The cleaners redressed her, and replaited her hair, which they had cleaned until it looked like golden floss; then, having politely asked permission first, they put her on the counter of their shop, with a card:
Mid-nineteenth-century doll, as cleaned by us.
Marchpane stood on the counter and everyone who came into the shop looked at her and admired her. Marchpane liked being looked at and admired more and more, though she thought of course it was only her due, and that the people were very lucky to have a chance to see such an elegant and beauteous doll as Marchpane.
Chapter 5
Charlotte and Emily, the Plantaganet family, had been busy.
The dolls’ house was exactly as Tottie had described it, but . . .
‘Oh dear!’ said Mr Plantaganet, and if the corners of his mouth had been made to turn down, they would have turned down.
‘Oh dear! Oh dear! O-oh dear!’
On the dolls’ house, and in it, were years and years of dust and grime and cobwebs and mold and rust. The children and the Plantaganets looked at the tattered chair and sofa covers, at the torn old curtains, at the sea-shells fallen off the picture frames, at the remains of the butler. The blue tin stove was rusty and so was the bath, the mangle was stuck, some of the kitchen chairs were broken and the nicked-round blankets were grey with mildew. ‘Oh dear! Oh dear!’ said Mr Plantaganet.
‘Stop staying “Oh dear!”’ said Tottie sharply.
‘But what shall we do? What can we do?’
‘We can wish,’ said Tottie still sharply because, truth to tell, she was feeling worried and anxious herself. Could the children, would the children, be able to put it in order? That was the question
in Tottie’s mind.
‘It’s dusty. It’s dirty. It’s horrible!’ cried little Apple.
‘Is it?’ asked Birdie anxiously. She could not herself see anything more than the birdcage and the bird. They were so wonderful to Birdie that she could not see anything else, and, being two things of the same kind, she did not feel the thoughts of them knocking together in her head.
‘Is it dusty and dirty, Tottie?’ asked Birdie.
‘Wish! Wish! Wish!’ said Tottie, and every knot and grain of her seemed to harden. She came from a tree.
‘What shall we do? What can we?’ said Mr Plantaganet.
‘Don’t bleat. Wish,’ said Tottie hardly, and her hard voice made the word sound so hard and firm that even Mr Plantaganet took heart and they all began to wish. ‘Wish that Emily and Charlotte can put our house in order and make it good again. Go on, all of you. Wish. Wish. Wish,’ said Tottie.

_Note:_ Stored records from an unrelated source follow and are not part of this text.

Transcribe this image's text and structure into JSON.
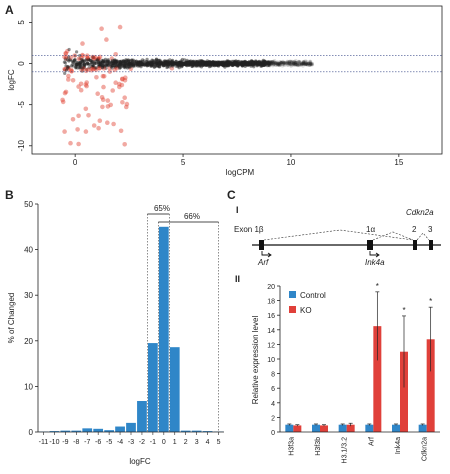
{
  "panel_labels": {
    "a": "A",
    "b": "B",
    "c": "C"
  },
  "sub_labels": {
    "c1": "I",
    "c2": "II"
  },
  "gene_diagram": {
    "gene_name": "Cdkn2a",
    "exon_label": "Exon 1β",
    "exon_1a": "1α",
    "exon_2": "2",
    "exon_3": "3",
    "transcript_1": "Arf",
    "transcript_2": "Ink4a"
  },
  "chart_data": [
    {
      "type": "scatter",
      "title": "",
      "xlabel": "logCPM",
      "ylabel": "logFC",
      "xlim": [
        -2,
        17
      ],
      "ylim": [
        -11,
        7
      ],
      "x_ticks": [
        0,
        5,
        10,
        15
      ],
      "y_ticks": [
        -10,
        -5,
        0,
        5
      ],
      "thresholds": [
        1,
        -1
      ],
      "series": [
        {
          "color": "#e04030",
          "description_points": "significant genes, spread around logFC 0, wider at low logCPM"
        },
        {
          "color": "#222222",
          "description_points": "non-significant genes near logFC 0"
        }
      ]
    },
    {
      "type": "bar",
      "xlabel": "logFC",
      "ylabel": "% of Changed",
      "categories": [
        "-11",
        "-10",
        "-9",
        "-8",
        "-7",
        "-6",
        "-5",
        "-4",
        "-3",
        "-2",
        "-1",
        "0",
        "1",
        "2",
        "3",
        "4",
        "5"
      ],
      "values": [
        0.1,
        0.2,
        0.3,
        0.3,
        0.8,
        0.7,
        0.4,
        1.2,
        2.0,
        6.8,
        19.5,
        45.0,
        18.6,
        0.3,
        0.3,
        0.2,
        0.1
      ],
      "ylim": [
        0,
        50
      ],
      "y_ticks": [
        0,
        10,
        20,
        30,
        40,
        50
      ],
      "bar_color": "#2f86c8",
      "annotations": [
        "65%",
        "66%"
      ]
    },
    {
      "type": "bar",
      "xlabel": "",
      "ylabel": "Relative expression level",
      "categories": [
        "H3f3a",
        "H3f3b",
        "H3.1/3.2",
        "Arf",
        "Ink4a",
        "Cdkn2a"
      ],
      "series": [
        {
          "name": "Control",
          "color": "#2f86c8",
          "values": [
            1.0,
            1.0,
            1.0,
            1.0,
            1.0,
            1.0
          ],
          "errors": [
            0.1,
            0.1,
            0.1,
            0.1,
            0.1,
            0.1
          ]
        },
        {
          "name": "KO",
          "color": "#e0403a",
          "values": [
            0.9,
            0.9,
            1.0,
            14.5,
            11.0,
            12.7
          ],
          "errors": [
            0.1,
            0.1,
            0.2,
            4.7,
            4.9,
            4.4
          ]
        }
      ],
      "significance": [
        false,
        false,
        false,
        true,
        true,
        true
      ],
      "star": "*",
      "ylim": [
        0,
        20
      ],
      "y_ticks": [
        0,
        2,
        4,
        6,
        8,
        10,
        12,
        14,
        16,
        18,
        20
      ]
    }
  ]
}
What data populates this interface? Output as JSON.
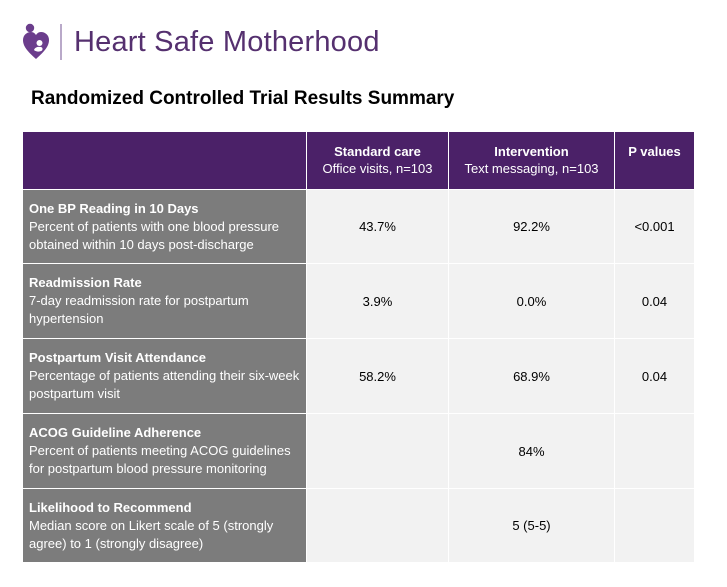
{
  "brand": {
    "name": "Heart Safe Motherhood"
  },
  "page_title": "Randomized Controlled Trial Results Summary",
  "columns": [
    {
      "main": "",
      "sub": ""
    },
    {
      "main": "Standard care",
      "sub": "Office visits, n=103"
    },
    {
      "main": "Intervention",
      "sub": "Text messaging, n=103"
    },
    {
      "main": "P values",
      "sub": ""
    }
  ],
  "rows": [
    {
      "title": "One BP Reading in 10 Days",
      "desc": "Percent of patients with one blood pressure obtained within 10 days post-discharge",
      "standard": "43.7%",
      "intervention": "92.2%",
      "p": "<0.001"
    },
    {
      "title": "Readmission Rate",
      "desc": "7-day readmission rate for postpartum hypertension",
      "standard": "3.9%",
      "intervention": "0.0%",
      "p": "0.04"
    },
    {
      "title": "Postpartum Visit Attendance",
      "desc": "Percentage of patients attending their six-week postpartum visit",
      "standard": "58.2%",
      "intervention": "68.9%",
      "p": "0.04"
    },
    {
      "title": "ACOG Guideline Adherence",
      "desc": "Percent of patients meeting ACOG guidelines for postpartum blood pressure monitoring",
      "standard": "",
      "intervention": "84%",
      "p": ""
    },
    {
      "title": "Likelihood to Recommend",
      "desc": "Median score on Likert scale of 5 (strongly agree) to 1 (strongly disagree)",
      "standard": "",
      "intervention": "5 (5-5)",
      "p": ""
    }
  ],
  "colors": {
    "brand_purple": "#55306f",
    "header_purple": "#4b2168",
    "row_label_gray": "#7c7c7c",
    "cell_light_gray": "#f2f2f2"
  },
  "icons": {
    "logo": "heart-mother-logo-icon"
  }
}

At that moment, among the Plantaganets appeared hands, Emily and Charlotte’s hands, lifting them on to the mantelpiece out of the way where they could see. Then those same hands began to strip the dolls’ house.
‘What did I tell you?’ said Tottie.
‘But – they are not making it, they are taking it all away.’
‘Taking it all to pieces.’
‘Taking it all away.’
‘Wait and see,’ said Tottie. ‘Wait and see.’
Emily and Charlotte and their mother took everything out of the dolls’ house; they took the carpets up from their tintacks and with the carpets came layers of dust. They did not look like carpets but pieces of crinkled old grey flannel. Birdie hid her face in her hands. ‘I wanted the pink one and there isn’t a pink one,’ she said.
‘Wait and see. Wait and see,’ said Tottie.